The consequences of the introduction of a mooted autonomous cyrillic-script internet space which connects by a controlled 'bridge' to the WWW are considered on Inopressa.ru (in Russian) (via Russophobe, where English translation).

January 07, 2008

News round-up

A survey of work by Evgeni Dybsky, curated by Maria Engels, opens at the Landeseinrichtung Kunst aus NRW, Aaachen, Germany, on 19 January.

Cyrillic-zone LiveJournal owner Alexander Mamut says he doesn't intend to introduce censorship controls (Telegraph).

New legislation may allow the effective privatisation of historic buildings (Lenta.ru, in Russian). The first Moscow Architecture Biennale, focussed on plans for development of the city, will open in May (Russia-IC).

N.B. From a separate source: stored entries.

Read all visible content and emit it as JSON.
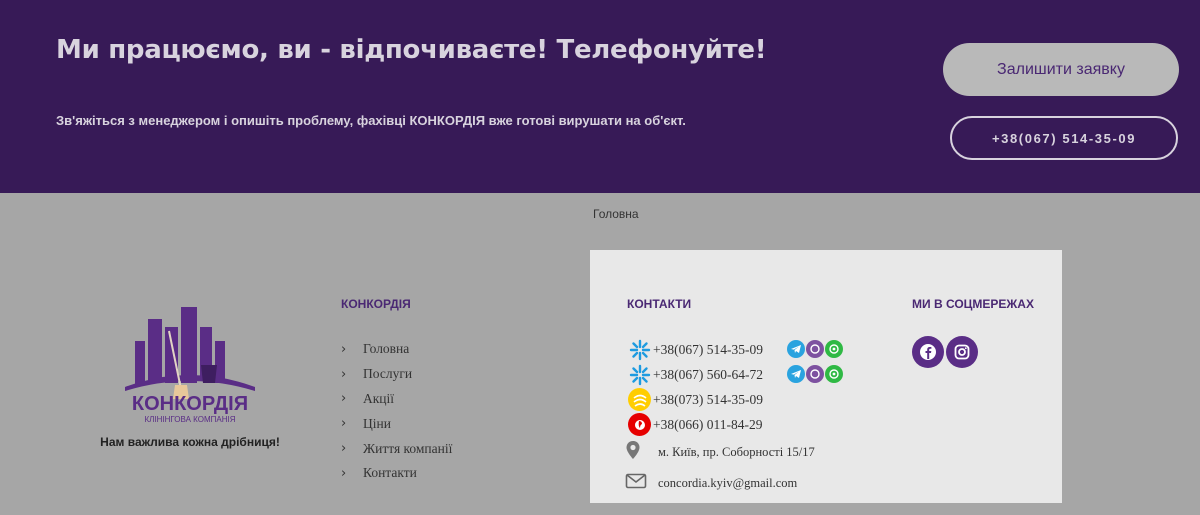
{
  "cta": {
    "title": "Ми працюємо, ви - відпочиваєте! Телефонуйте!",
    "subtitle": "Зв'яжіться з менеджером і опишіть проблему, фахівці КОНКОРДІЯ вже готові вирушати на об'єкт.",
    "request_button": "Залишити заявку",
    "phone_button": "+38(067) 514-35-09"
  },
  "breadcrumb": "Головна",
  "logo": {
    "name": "КОНКОРДІЯ",
    "subtitle": "КЛІНІНГОВА КОМПАНІЯ",
    "tagline": "Нам важлива кожна дрібниця!"
  },
  "menu": {
    "heading": "КОНКОРДІЯ",
    "items": [
      "Головна",
      "Послуги",
      "Акції",
      "Ціни",
      "Життя компанії",
      "Контакти"
    ]
  },
  "contacts": {
    "heading": "КОНТАКТИ",
    "phones": [
      {
        "number": "+38(067) 514-35-09",
        "operator": "kyivstar-icon"
      },
      {
        "number": "+38(067) 560-64-72",
        "operator": "kyivstar-icon"
      },
      {
        "number": "+38(073) 514-35-09",
        "operator": "lifecell-icon"
      },
      {
        "number": "+38(066) 011-84-29",
        "operator": "vodafone-icon"
      }
    ],
    "address": "м. Київ, пр. Соборності 15/17",
    "email": "concordia.kyiv@gmail.com"
  },
  "social": {
    "heading": "МИ В СОЦМЕРЕЖАХ",
    "icons": [
      "facebook-icon",
      "instagram-icon"
    ]
  },
  "colors": {
    "banner": "#371a57",
    "accent": "#4a2873",
    "footer": "#a6a6a6",
    "panel": "#e8e8e8"
  }
}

A complete restored version of Battleship Potemkin will be available at the end of January (Russia-IC).

December 03, 2007

LJ sold

Yahoo reports that the media firm Sup owned by oligarch Alexander Mamut and American Andrew Paulson has bought outright the blogging service LiveJournal (thanks, MK). Sup has been running the cyrillic section of LJ since last year. Cnews (in Russian) gives details of the user base: 1.35 million registered Russian-language users, of which just over half a million active. The price has not been revealed. Below: Mamut and Paulson (left).

071203mamut3

071203paulson

November 08, 2007

News round-up

Irina Kulik (in Russian) on the Kandinsky Prize exhibition; there's a little 5-image slideshow.

RBN offline. Will my spam decrease?

And LJ user viketz reminisces about her job at the Markin Museum (in Russian).